Density Evolution in the Degree-correlated Stochastic Block Model

There is a recent surge of interest in identifying the sharp recovery thresholds for cluster recovery under the stochastic block model. In this paper, we address the more refined question of how many vertices that will be misclassified on average. We consider the binary form of the stochastic block model, where $n$ vertices are partitioned into two clusters with edge probability $a/n$ within the first cluster, $c/n$ within the second cluster, and $b/n$ across clusters.

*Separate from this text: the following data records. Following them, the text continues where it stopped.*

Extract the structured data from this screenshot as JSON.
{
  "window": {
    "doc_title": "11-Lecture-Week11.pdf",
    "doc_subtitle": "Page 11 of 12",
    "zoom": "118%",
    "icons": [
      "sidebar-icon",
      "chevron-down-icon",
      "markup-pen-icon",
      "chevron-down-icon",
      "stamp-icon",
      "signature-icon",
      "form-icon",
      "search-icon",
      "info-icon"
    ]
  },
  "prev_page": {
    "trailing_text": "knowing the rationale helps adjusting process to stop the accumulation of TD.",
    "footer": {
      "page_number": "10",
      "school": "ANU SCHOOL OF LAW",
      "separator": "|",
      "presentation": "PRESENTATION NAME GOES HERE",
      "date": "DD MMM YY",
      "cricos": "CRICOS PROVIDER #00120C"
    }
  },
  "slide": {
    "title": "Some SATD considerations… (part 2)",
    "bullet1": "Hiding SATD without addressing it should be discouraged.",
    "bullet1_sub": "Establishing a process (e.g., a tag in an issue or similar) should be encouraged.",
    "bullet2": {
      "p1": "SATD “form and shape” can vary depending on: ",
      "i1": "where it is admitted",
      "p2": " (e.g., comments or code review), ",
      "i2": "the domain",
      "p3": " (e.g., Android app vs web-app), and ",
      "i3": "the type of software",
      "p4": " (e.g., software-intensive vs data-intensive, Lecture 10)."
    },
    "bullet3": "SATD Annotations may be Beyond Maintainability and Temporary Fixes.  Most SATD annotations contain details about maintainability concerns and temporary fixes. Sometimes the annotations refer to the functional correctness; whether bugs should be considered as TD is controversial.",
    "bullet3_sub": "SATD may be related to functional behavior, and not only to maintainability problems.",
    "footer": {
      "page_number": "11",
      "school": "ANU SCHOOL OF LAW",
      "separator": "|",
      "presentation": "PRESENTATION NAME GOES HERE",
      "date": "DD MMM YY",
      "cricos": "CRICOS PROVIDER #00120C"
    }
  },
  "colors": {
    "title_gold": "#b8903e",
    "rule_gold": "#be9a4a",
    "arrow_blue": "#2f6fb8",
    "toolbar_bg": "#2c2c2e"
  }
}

Suppose that as $n \to \infty$, $a= b+ μ\sqrt{ b} $, $c=b+ ν\sqrt{ b} $ for two fixed constants $μ, ν$, and $b \to \infty$ with $b=n^{o(1)}$. When the cluster sizes are balanced and $μ\neq ν$, we show that the minimum fraction of misclassified vertices on average is given by $Q(\sqrt{v^*})$, where $Q(x)$ is the Q-function for standard normal, $v^*$ is the unique fixed point of $v= \frac{(μ-ν)^2}{16} + \frac{ (μ+ν)^2 }{16} \mathbb{E}[ \tanh(v+ \sqrt{v} Z)],$ and $Z$ is standard normal. Moreover, the minimum misclassified fraction on average is attained by a local algorithm, namely belief propagation, in time linear in the number of edges. Our proof techniques are based on connecting the cluster recovery problem to tree reconstruction problems, and analyzing the density evolution of belief propagation on trees with Gaussian approximations.